Which turns out to be exactly what I need on a Tuesday morning when my brain has been too loud for fifteen days straight.
I ride and I breathe. I listen to the sound of the club moving as one body, and a part of me settles that's been unsettled since the beginning of all of this.
This. This is what I wanted.
Not the patch, though I want that too. Not the parties or the reputation or any of the things that people think an MC is about when they're on the outside of it.
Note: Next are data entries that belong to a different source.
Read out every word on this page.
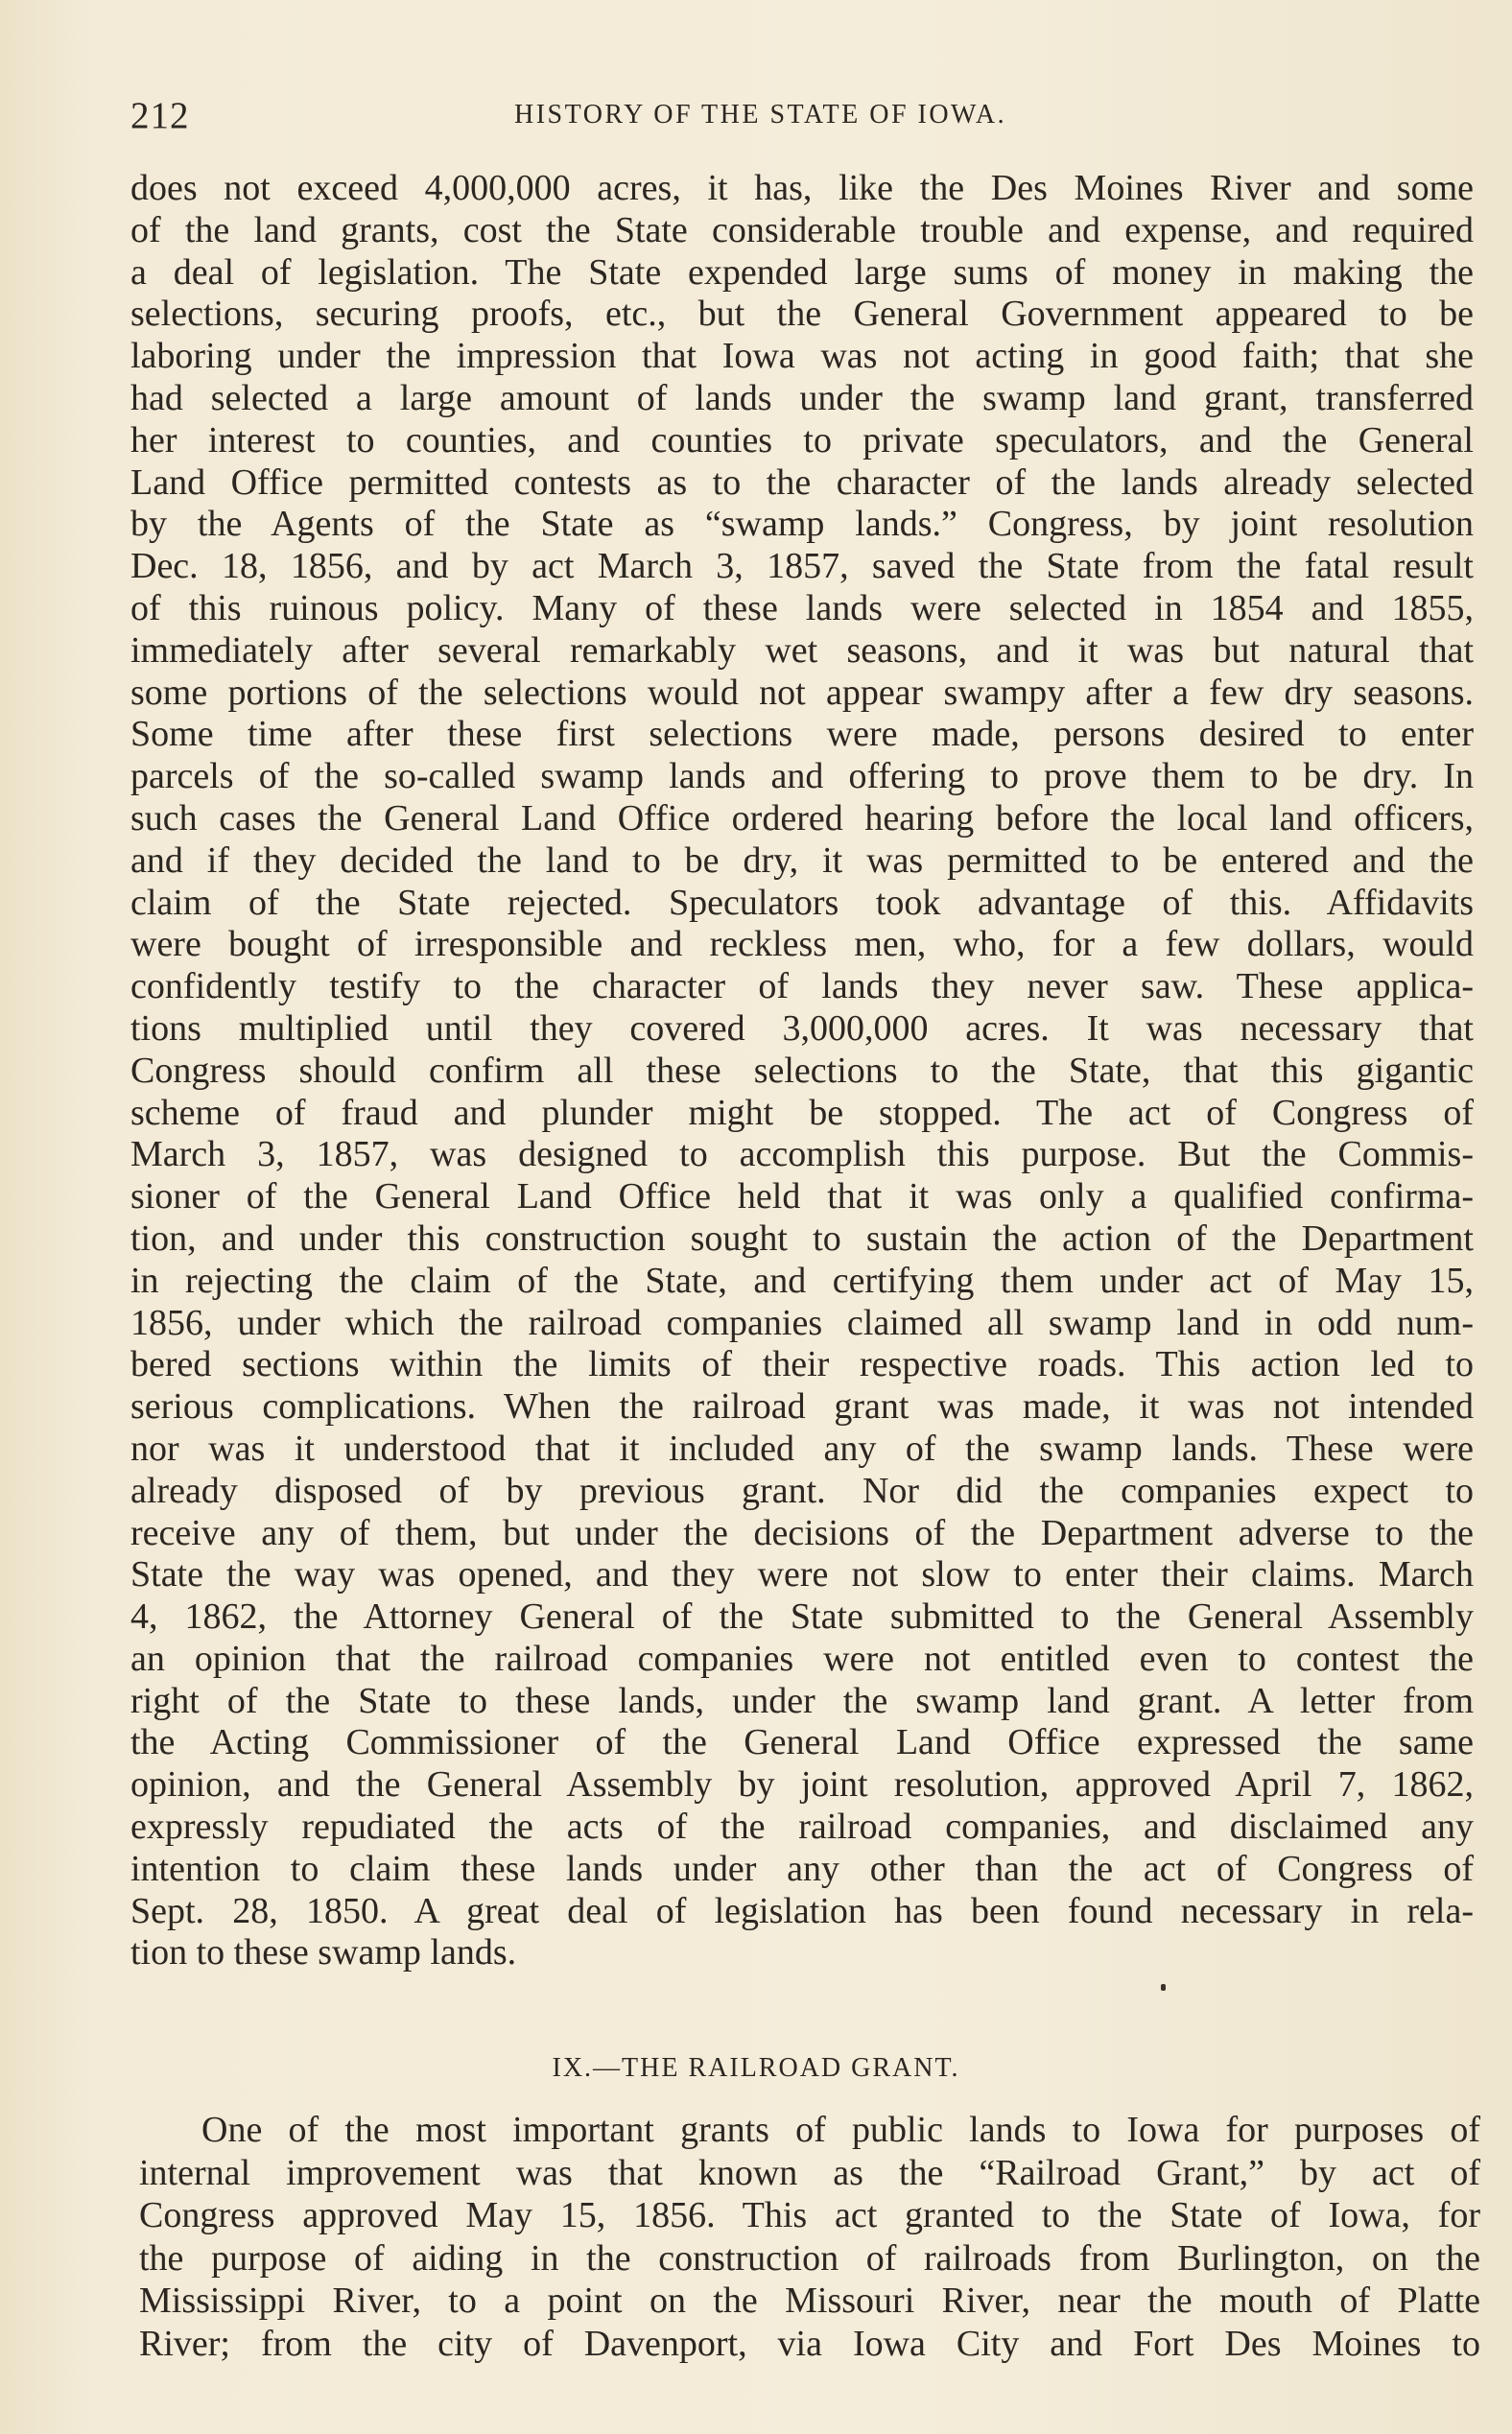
212	HISTORY OF THE STATE OF IOWA.
does not exceed 4,000,000 acres, it has, like the Des Moines River and some
of the land grants, cost the State considerable trouble and expense, and required
a deal of legislation. The State expended large sums of money in making the
selections, securing proofs, etc., but the General Government appeared to be
laboring under the impression that Iowa was not acting in good faith; that she
had selected a large amount of lands under the swamp land grant, transferred
her interest to counties, and counties to private speculators, and the General
Land Office permitted contests as to the character of the lands already selected
by the Agents of the State as “swamp lands.” Congress, by joint resolution
Dec. 18, 1856, and by act March 3, 1857, saved the State from the fatal result
of this ruinous policy. Many of these lands were selected in 1854 and 1855,
immediately after several remarkably wet seasons, and it was but natural that
some portions of the selections would not appear swampy after a few dry seasons.
Some time after these first selections were made, persons desired to enter
parcels of the so-called swamp lands and offering to prove them to be dry. In
such cases the General Land Office ordered hearing before the local land officers,
and if they decided the land to be dry, it was permitted to be entered and the
claim of the State rejected. Speculators took advantage of this. Affidavits
were bought of irresponsible and reckless men, who, for a few dollars, would
confidently testify to the character of lands they never saw. These applica-
tions multiplied until they covered 3,000,000 acres. It was necessary that
Congress should confirm all these selections to the State, that this gigantic
scheme of fraud and plunder might be stopped. The act of Congress of
March 3, 1857, was designed to accomplish this purpose. But the Commis-
sioner of the General Land Office held that it was only a qualified confirma-
tion, and under this construction sought to sustain the action of the Department
in rejecting the claim of the State, and certifying them under act of May 15,
1856, under which the railroad companies claimed all swamp land in odd num-
bered sections within the limits of their respective roads. This action led to
serious complications. When the railroad grant was made, it was not intended
nor was it understood that it included any of the swamp lands. These were
already disposed of by previous grant. Nor did the companies expect to
receive any of them, but under the decisions of the Department adverse to the
State the way was opened, and they were not slow to enter their claims. March
4, 1862, the Attorney General of the State submitted to the General Assembly
an opinion that the railroad companies were not entitled even to contest the
right of the State to these lands, under the swamp land grant. A letter from
the Acting Commissioner of the General Land Office expressed the same
opinion, and the General Assembly by joint resolution, approved April 7, 1862,
expressly repudiated the acts of the railroad companies, and disclaimed any
intention to claim these lands under any other than the act of Congress of
Sept. 28, 1850. A great deal of legislation has been found necessary in rela-
tion to these swamp lands.
IX.—THE RAILROAD GRANT.
One of the most important grants of public lands to Iowa for purposes of
internal improvement was that known as the “Railroad Grant,” by act of
Congress approved May 15, 1856. This act granted to the State of Iowa, for
the purpose of aiding in the construction of railroads from Burlington, on the
Mississippi River, to a point on the Missouri River, near the mouth of Platte
River; from the city of Davenport, via Iowa City and Fort Des Moines to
This, right here. The formation, the sound, and the feeling of being on the back edge of something that knows where it's going and doesn't apologize for the space it takes up on the road.
Nine people moving as one with nothing between them and the sky.
I let myself have thirty seconds of Savannah.
I give it to myself deliberately, a controlled burn rather than a wildfire, because I've learned in fifteen days that trying to wall it off completely doesn't work.
Trying to build walls just means it comes up at the worst moments.
So I give it thirty seconds. Her laughing on the back of my bike on a summer evening two years ago.
I feel the way she'd had her chin on my shoulder and her arms around my waist while she'd shouted something in my ear that the wind took before I could hear it.
I'd shouted back asking what she’d said and she'd laughed again before she said it didn't matter.
It had mattered. I'd wanted to know what she’d said.